To determine whether the argument about orca intelligence is valid, one must look at the intelligence of orcas. Of course, to do so, examining the brain of an orca whale is a good way to start. In a study by scientists at the Department of neuroscience at Mount Sinai School of Medicine in New York, NY, the brains of several cetacean species (which includes the orca) was compared with that of a human. It was discovered that there were neurons in the brains of several cetacean species that matched those of humans. A logical explanation for such an observation could be that behaviors of cetacean species and humans are similar in complexity, and these behaviors led to convergent evolution. In class, it was discussed that convergent evolution is when organisms that are not closely related evolve similar features.
The brains of orcas are actually about four times larger than ours, but this could easily be explained by their body size being much larger than ours. EQ is a way for humans to compare how big an animal’s brain is versus how big it should be. Humans have a brain seven times larger than would be expected. Orcas have a brain that is approximately three times larger than expected, which suggests that perhaps they are pretty intelligent as well. They also have a larger surface to volume ratio than humans, which would suggest that the part of the brain that is able to formulate and bring together information is greater than ours. A recent discovery has also shown that the spindle cell, a cell associated with stronger emotions found in humans and apes, is also found in orcas.
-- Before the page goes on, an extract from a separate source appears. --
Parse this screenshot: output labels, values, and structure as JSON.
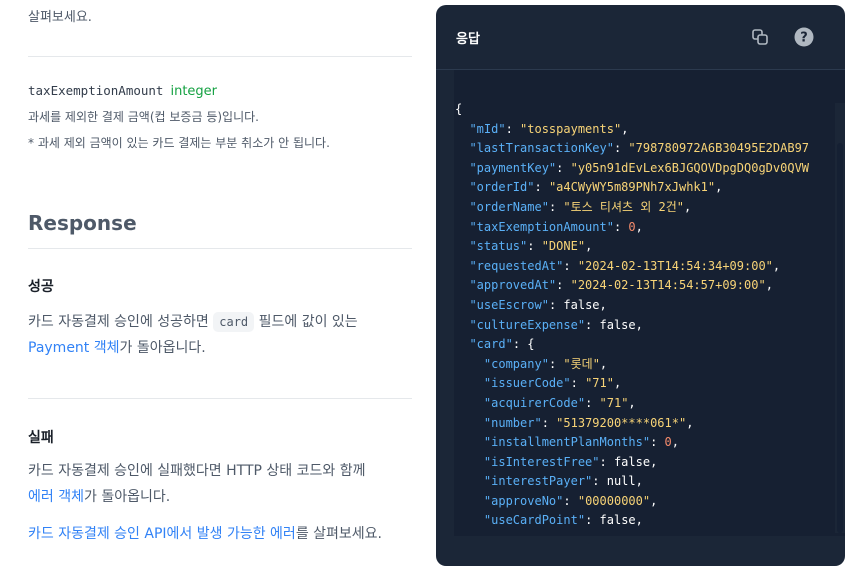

Another ability of orcas that hints at their intelligence is their ability to imitate what they see. An experiment was conducted that involved testing the ability of orcas to imitate. Results included the orcas being able to learn the actual copy command signal in around 20 trials, being able to imitate familiar behaviors within 8 trials, and being able to imitate unfamiliar behaviors within 16 trials. Since orcas are able to imitate humans, it is possible that orcas in captivity learn from each other. For example, at SeaWorld, at least three of the orcas hunt for birds by baiting them with fish. It is possible they learned this hunting technique from each other. If orcas really do learn from each other, then keeping them in captivity may have a negative effect on them, especially if they are relocated. Previously learned imitations may prove futile if they are sent to a new park where the environment is completely different, causing possible aggression.
Overall, it is impossible to say how smart orcas are, and how smart orcas must be in order to be considered “too intelligent” for captivity. However, research conducted so far has suggested that orcas are perhaps relatively intelligent compared to other species in the animal kingdom. SeaWorld has responded to the news saying that they are “deeply committed to the health and wellbeing of all of our animals and killer whales are no exception.” Whether or not the bill will be passed is yet to be determined, but “Blackfish” has clearly made a big splash in California.